Выход за предел — страница 55 из 167

Скоро зашумел двигатель вертолета с характерными хлопками винтов. Валентин поднялся, взял дымовую шашку и пошел на реку. Когда борт показался на горизонте, зажег шашку, воткнул ее в край квадрата, очищенного от снега, и ушел обратно к избе. Машина приземлилась. Удивленный такой встречей экипаж вышел на лед. Не понимая, что происходит, три члена экипажа направились к избе. Там и увидели Валентина, сидевшего на скамье.

Его небритое, осунувшееся лицо кое-где было испачкано сажей. Он сидел и спокойно смотрел на костер, нисколько не обращая внимания на пришедших.

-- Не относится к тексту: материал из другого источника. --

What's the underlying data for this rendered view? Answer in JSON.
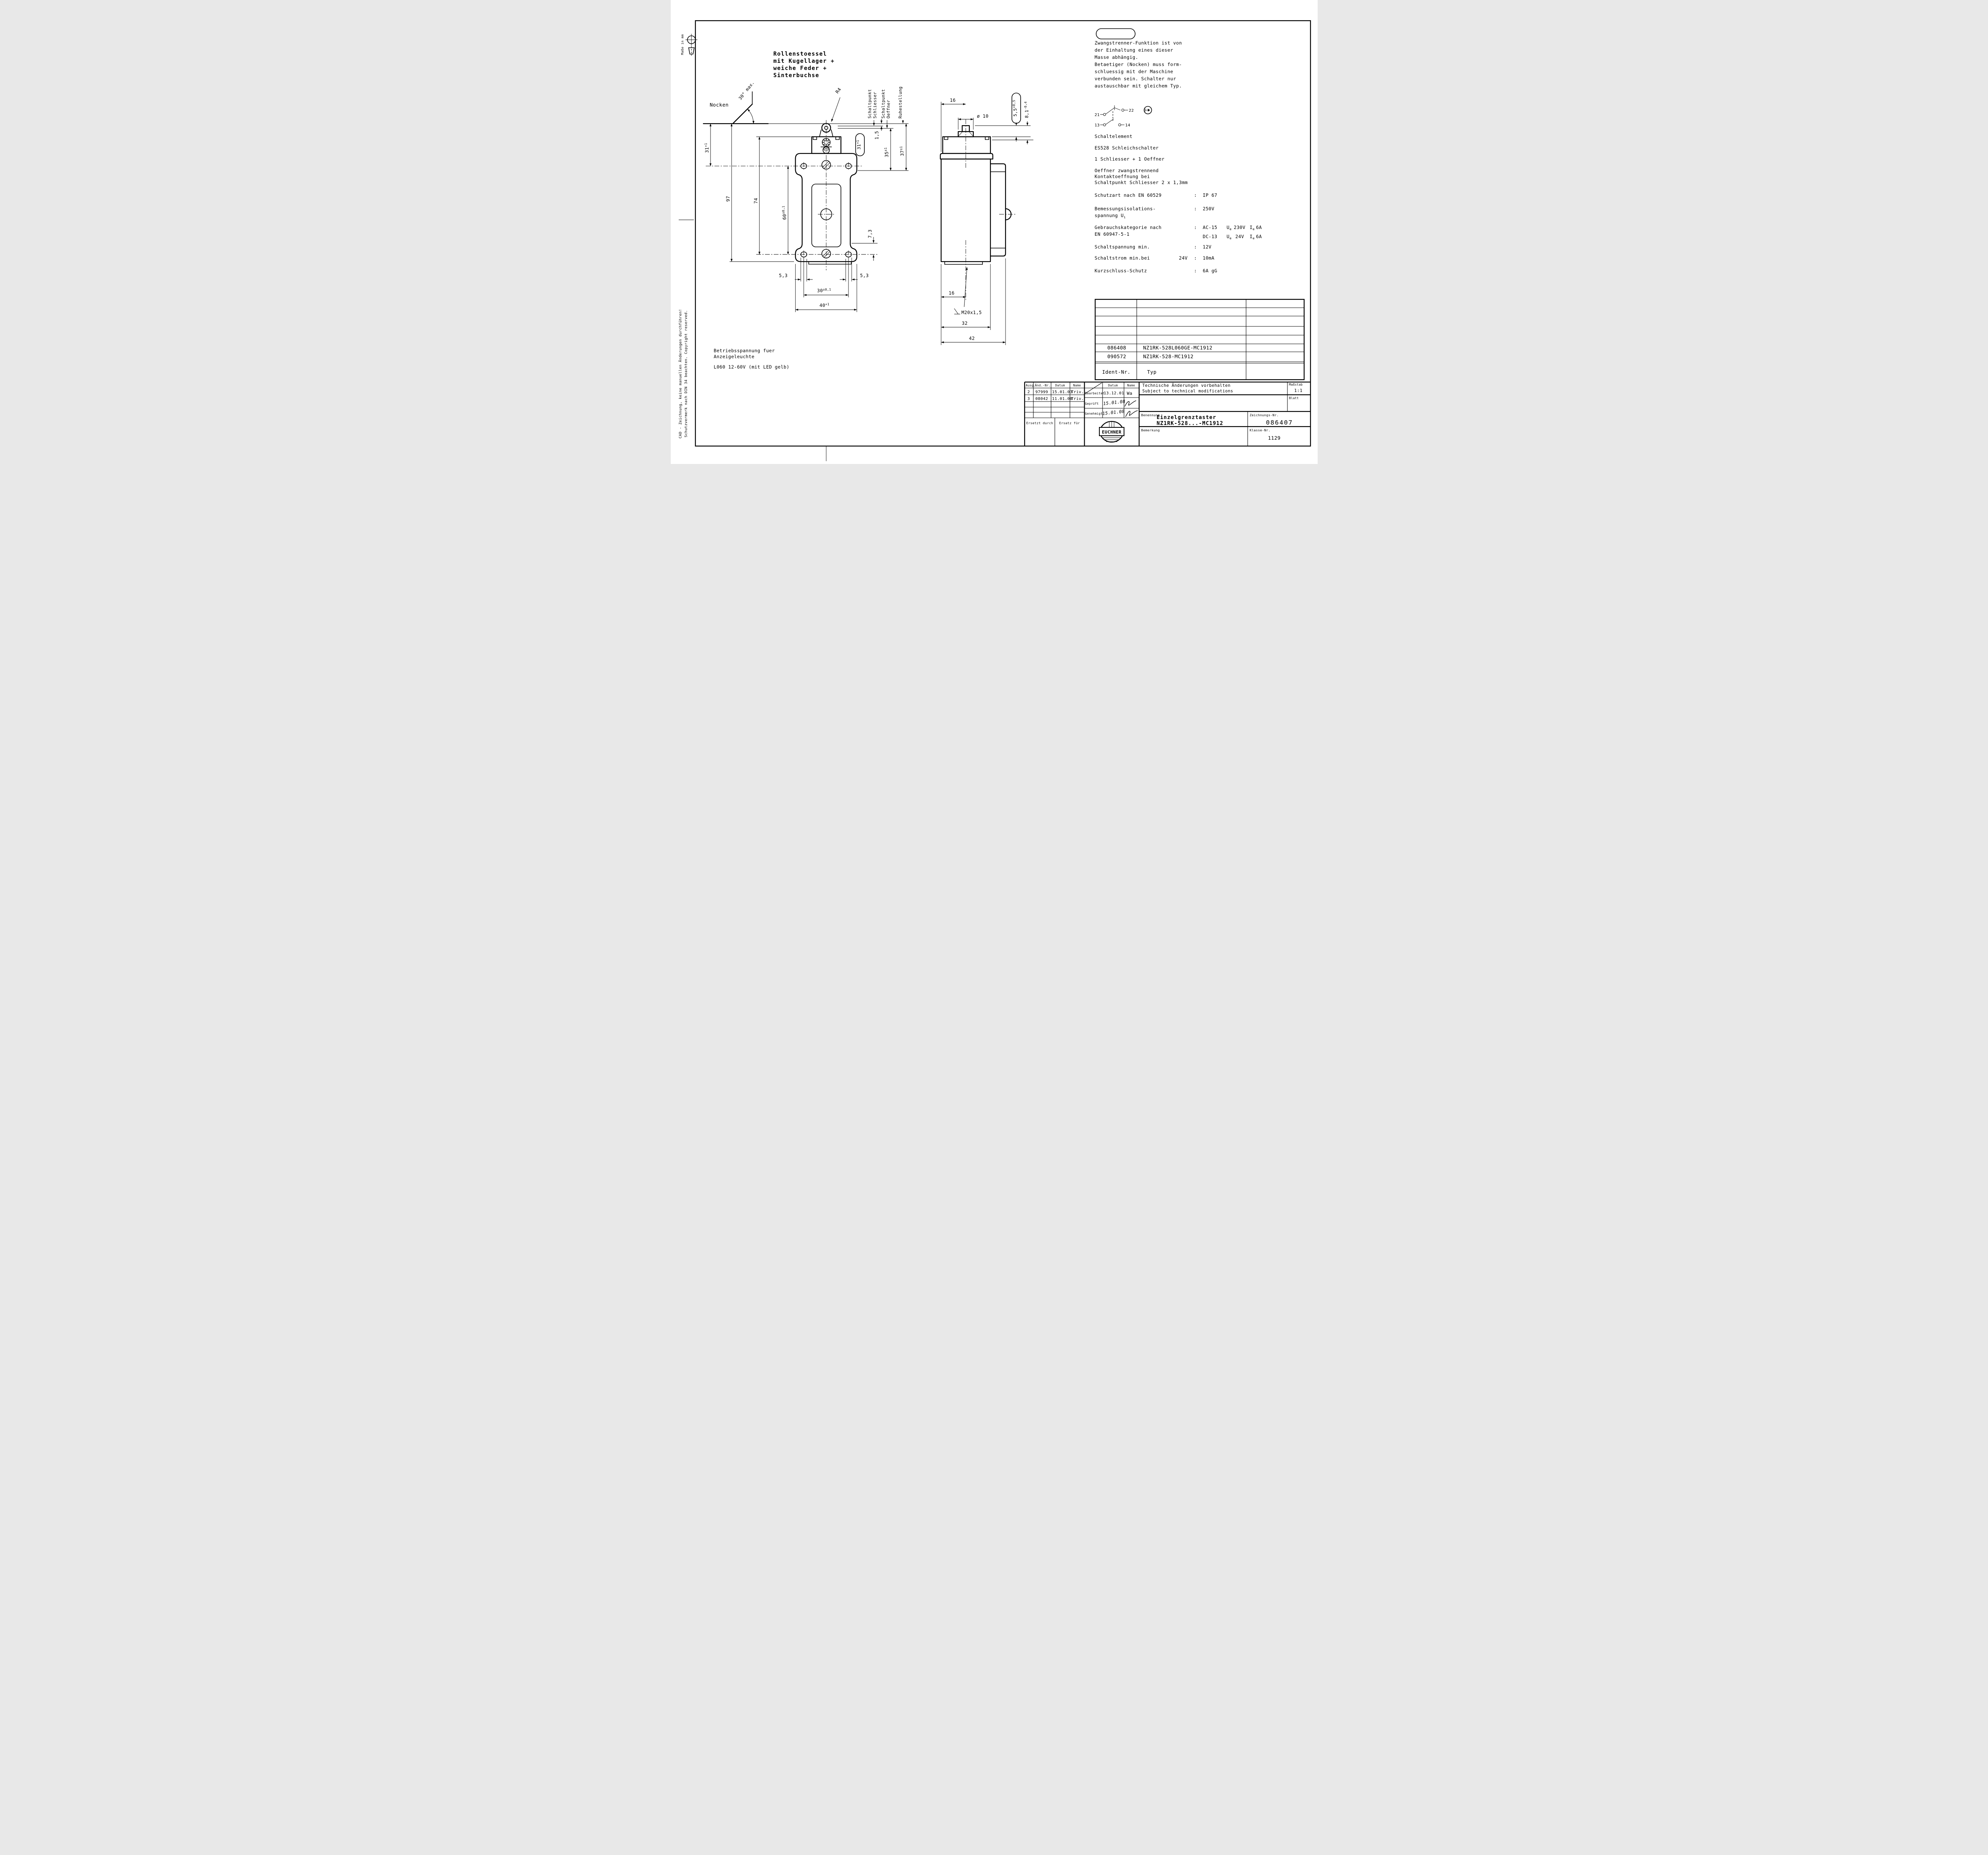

– Здорово, пехота. Что-то случилось, старлей? – спросил командир экипажа.

Валентин посмотрел на него и проговорил:

– Генерал-лейтенант Кудряшов умер. Вон в снегу закопан.

Эти слова, как гром среди ясного неба, повергли в шок весь экипаж. Все принялись расспрашивать Валентина, что случилось, но тот молчал и спокойно смотрел на огонь костра. Тогда командир экипажа приказал второму пилоту бежать к вертолету и доложить по рации о случившемся. Тот так и сделал.

Через два часа на очищенный уже экипажем второй квадрат приземлился второй борт МИ-8 во главе с командиром дивизии. На лед выпрыгнула целая комиссия военных и один штатский с лыжами, охотничьим ружьем и рюкзаком на спине. Все поднялись к избе, где на скамье у стола, на котором до сих пор были разложены рыболовные снасти, сидел старший лейтенант Княжин.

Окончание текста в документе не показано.